ÉDUCATION NATIONALE : LES PROTOCOLES DE LA DISCORDE À L’ACADÉMIE DE GRENOBLE

L’enquête | publié le : 02.12.2014 | E. F.

La réforme de la filière technologique a été l’un des gros chantiers RH de l’Éducation nationale ces dernières années, puisque des centaines de professeurs ont changé de discipline. La gestion de cette réforme dans l’académie de Grenoble souligne les difficultés à mener un dialogue social.

Le 19 février 2013, le comité technique de l’académie (CTA) de Grenoble a examiné, en deuxième lecture, la mise en place de protocoles de reconversion et d’adaptation pour ses professeurs. Il s’agit d’un document signé entre l’enseignant et le rectorat permettant au premier de changer de discipline.

Le Snes, syndicat majoritaire dans l’académie (5 sièges), a voté contre, parce que « ces protocoles méprisent le métier : il faut cinq ans pour former un professeur contre dix jours dans les protocoles », explique Corinne Baffert, secrétaire académique. La CFDT et l’Unsa (4 sièges) ont voté pour, nonobstant cette objection, car « nous considérons que nous sommes d’abord enseignants avant d’être d’une discipline », déclare Alexis Torchet, secrétaire général du Sgen CFDT de l’académie de Grenoble. FO (1 siège) s’est abstenue.

Les protocoles ont donc été rejetés en comité technique, mais ils existent cependant, car ce comité n’a qu’un rôle consultatif. « Le recteur prend sa décision à la suite de l’avis du CTA, je n’ai pas à commenter les positions des représentants des personnels », déclare Bruno Martin, secrétaire général adjoint, DRH de l’académie. Un exemple de dialogue social à l’Éducation nationale…

Malgré l’avis négatif du CTA, les 50 à 100 professeurs de l’académie qui, chaque année, selon la CFDT, veulent changer de discipline, pourront donc signer un protocole avec leur employeur, qui leur donnera de la visibilité sur leur parcours de reconversion : discipline visée, plan de formation. Ce document n’a pas de valeur réglementaire ; « Il a une valeur académique, explique Bruno Martin. Il nous engage sur des temps de formation, sécurise et donne de la lisibilité aux personnels qui choisissent ces parcours et nous permet de faire de la gestion prévisionnelle. »
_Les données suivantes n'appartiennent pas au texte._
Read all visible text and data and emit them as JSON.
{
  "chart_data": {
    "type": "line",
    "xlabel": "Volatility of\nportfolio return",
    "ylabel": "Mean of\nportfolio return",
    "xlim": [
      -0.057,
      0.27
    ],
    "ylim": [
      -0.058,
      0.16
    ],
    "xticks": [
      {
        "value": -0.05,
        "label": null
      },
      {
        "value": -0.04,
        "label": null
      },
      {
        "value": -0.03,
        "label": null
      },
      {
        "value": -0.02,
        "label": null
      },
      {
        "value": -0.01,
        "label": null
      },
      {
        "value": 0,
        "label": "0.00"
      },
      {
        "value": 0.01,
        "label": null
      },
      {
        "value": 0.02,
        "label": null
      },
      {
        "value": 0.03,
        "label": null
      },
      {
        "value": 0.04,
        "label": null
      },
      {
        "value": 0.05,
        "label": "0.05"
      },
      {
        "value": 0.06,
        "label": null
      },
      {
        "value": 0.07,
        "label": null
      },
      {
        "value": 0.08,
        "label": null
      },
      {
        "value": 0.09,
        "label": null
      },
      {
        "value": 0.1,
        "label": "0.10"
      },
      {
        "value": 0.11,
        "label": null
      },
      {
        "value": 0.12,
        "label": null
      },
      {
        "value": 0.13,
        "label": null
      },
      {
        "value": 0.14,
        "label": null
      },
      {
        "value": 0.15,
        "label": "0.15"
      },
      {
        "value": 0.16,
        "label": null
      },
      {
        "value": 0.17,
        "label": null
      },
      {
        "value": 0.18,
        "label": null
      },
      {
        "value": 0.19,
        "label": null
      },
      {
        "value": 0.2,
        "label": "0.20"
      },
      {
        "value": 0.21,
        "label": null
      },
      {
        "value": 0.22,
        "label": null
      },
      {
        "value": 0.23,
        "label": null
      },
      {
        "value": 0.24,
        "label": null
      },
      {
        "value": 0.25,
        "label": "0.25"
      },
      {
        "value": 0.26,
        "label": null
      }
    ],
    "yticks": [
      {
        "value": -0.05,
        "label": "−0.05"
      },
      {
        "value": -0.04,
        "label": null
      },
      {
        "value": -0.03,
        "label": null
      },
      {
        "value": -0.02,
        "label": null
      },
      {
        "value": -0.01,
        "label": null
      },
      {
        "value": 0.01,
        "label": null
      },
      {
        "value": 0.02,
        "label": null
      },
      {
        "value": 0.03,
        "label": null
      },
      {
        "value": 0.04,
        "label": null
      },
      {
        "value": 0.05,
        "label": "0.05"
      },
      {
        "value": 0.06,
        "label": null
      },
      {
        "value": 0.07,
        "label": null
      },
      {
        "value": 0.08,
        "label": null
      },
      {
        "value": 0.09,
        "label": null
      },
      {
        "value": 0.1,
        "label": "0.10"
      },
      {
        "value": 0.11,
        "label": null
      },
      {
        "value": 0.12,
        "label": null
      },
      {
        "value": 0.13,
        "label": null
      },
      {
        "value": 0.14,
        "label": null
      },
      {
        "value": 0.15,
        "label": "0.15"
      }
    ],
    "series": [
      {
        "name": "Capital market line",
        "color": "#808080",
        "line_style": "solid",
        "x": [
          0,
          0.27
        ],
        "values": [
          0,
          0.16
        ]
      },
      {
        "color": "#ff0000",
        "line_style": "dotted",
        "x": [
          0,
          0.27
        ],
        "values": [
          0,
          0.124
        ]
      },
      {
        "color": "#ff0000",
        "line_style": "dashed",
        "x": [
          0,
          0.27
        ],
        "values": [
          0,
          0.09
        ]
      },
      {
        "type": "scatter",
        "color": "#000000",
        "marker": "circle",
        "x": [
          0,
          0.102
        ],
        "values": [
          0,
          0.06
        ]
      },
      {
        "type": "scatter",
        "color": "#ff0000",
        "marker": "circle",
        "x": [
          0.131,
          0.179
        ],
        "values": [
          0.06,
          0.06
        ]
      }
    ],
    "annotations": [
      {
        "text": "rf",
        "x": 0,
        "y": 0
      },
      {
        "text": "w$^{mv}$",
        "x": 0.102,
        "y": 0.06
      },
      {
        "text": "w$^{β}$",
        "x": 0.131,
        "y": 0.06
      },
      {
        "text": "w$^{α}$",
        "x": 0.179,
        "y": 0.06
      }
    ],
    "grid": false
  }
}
Ces protocoles sont un des outils à la disposition des partenaires sociaux pour la mise en place de la réforme de la filière sciences et technologies industrielles (STI), premier gros chantier RH de l’Éducation nationale depuis la réforme du dialogue social de 2010. En 2012, à l’issue d’une « reconversion » massive, des milliers de professeurs de technologie ont changé de discipline dans la douleur (lire l’encadré). Dans l’académie de Grenoble, 753 enseignants ont été concernés.

Pour mettre en place la réforme des STI, les académies disposaient essentiellement de deux outils mis à leur disposition par le ministère : des formations à la nouvelle discipline (d’abord pour l’ensemble des professeurs puis individualisées) et des « ressources pédagogiques » (des séquences d’enseignement), toujours sur la nouvelle discipline. En termes d’accompagnement RH, Bruno Martin explique que les professeurs ont bénéficié d’un accompagnement individualisé lors de leur inscription dans leur nouvelle discipline. « Ceux qui ne voulaient pas s’inscrire l’ont été d’office », relate pour sa part Corinne Baffert.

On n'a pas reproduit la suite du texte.